I don't like guns. Before you erupt in outrage, let me clarify: I respect the Second Amendment. I'm a liberal Democrat, but I don't want to take away anybody's guns.

I just wish Americans would leave their guns at home a little more often.

I feel this way because of my own experiences. I'm not your standard big-city liberal elitist: I'm more of a small-town liberal elitist, a military brat from a lower-income Southern background, a practicing Catholic who has spent her entire adult life in small, remote Rocky Mountain towns. When I say I have friends who hunt and own guns, it's the truth.

I like my gun-owning friends, but I don't like their guns. That's because of the damage I've seen guns do: I've twice had to treat gunshot wounds. When I was 18 in northern Florida, a kid from down the street accidentally shot himself in the stomach. My boyfriend and I called the ambulance and did our best to help the terrified boy.

Years later, in Colorado, a friend of mine was shot on his way into the restaurant in which I worked. The shooting had nothing to do with him; he simply strolled around the back of a car into somebody else's drunken argument. A guy pulled out a gun and fired it, just to make a point. He ended up firing his warning shot into my friend's lower leg.
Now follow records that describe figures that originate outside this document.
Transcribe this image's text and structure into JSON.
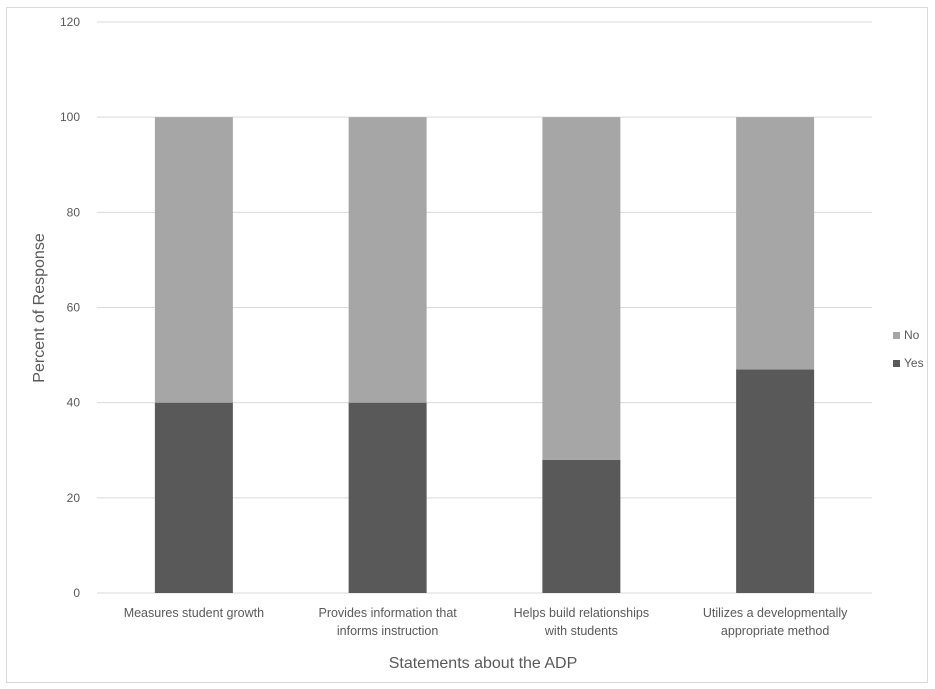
{
  "chart_data": {
    "type": "bar",
    "stacked": true,
    "title": "",
    "xlabel": "Statements about the ADP",
    "ylabel": "Percent of Response",
    "ylim": [
      0,
      120
    ],
    "yticks": [
      "0",
      "20",
      "40",
      "60",
      "80",
      "100",
      "120"
    ],
    "grid": true,
    "legend_position": "right",
    "categories": [
      [
        "Measures student growth"
      ],
      [
        "Provides information that",
        "informs instruction"
      ],
      [
        "Helps build relationships",
        "with students"
      ],
      [
        "Utilizes a developmentally",
        "appropriate method"
      ]
    ],
    "series": [
      {
        "name": "Yes",
        "values": [
          40,
          40,
          28,
          47
        ],
        "color": "#595959"
      },
      {
        "name": "No",
        "values": [
          60,
          60,
          72,
          53
        ],
        "color": "#a6a6a6"
      }
    ]
  }
}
The ambulance was a long time coming—it was already out on a call—so I spent a half-hour or so kneeling in the street, treating my friend for shock, trying to slow the bleeding with restaurant towels and tablecloths, and lying to him about how bad the damage actually was.

Other gunshots have echoed through my life. My best friend in eighth grade, whose father died in Vietnam, lost her mother when she was shot by a guy who then turned the gun on himself—in front of my friend's 3-year-old sister. One of my younger brother's high school classmates shot himself, and I have known other suicides. People kill themselves all the time, using all kinds of things for all kinds of reasons. But guns make it all too easy.

I realize that there are all kinds of ways for humans to hurt other humans. We're an ingenious little species, and we are good at improvising ways to do each other in. That's why guns were invented, after all: They're really good at killing things.

"Guns don't kill people; people kill people," the saying goes. Cars don't kill people, either; people driving them do. It's just that if you are hit by, say, a truck while crossing the street, you will be considerably more damaged than if you are rammed by a pedestrian in a hurry. That's why we have traffic rules and regulations. Our freedom to peacefully assemble doesn't mean that we can assemble anywhere by driving there on the wrong side of the road at very high speeds while drunk.

Now, since the Tucson shootings, probably even more people will carry guns and be primed to use them. We've all watched movies and seen ourselves as the quick-thinking hero who pulls out a gun at just the right instant and prevents a total bloodbath. But in the heat of a crisis, it's not always easy to know who to shoot anyway. In the movies, the crisis unrolls in graceful slow motion, and you're warned by ominous music that something bad is going to happen. You can also tell who the bad guy is because he is played by one of those actors who plays bad guys. But real life doesn't come with a script. Even trained officers sometimes shoot the wrong people—mistaking a cell phone for a handgun or hitting a bystander.

No doubt there are plenty of citizen heroes who have saved the lives of innocents by their marksmanship. But I only know the kind of ordinary people who end up hurt when accidents happen, or when guns are deliberately used against fragile human flesh.

If you want to be a guest in my house, you'll have to leave your gun at home. I think that even Wyatt Earp would back me on this.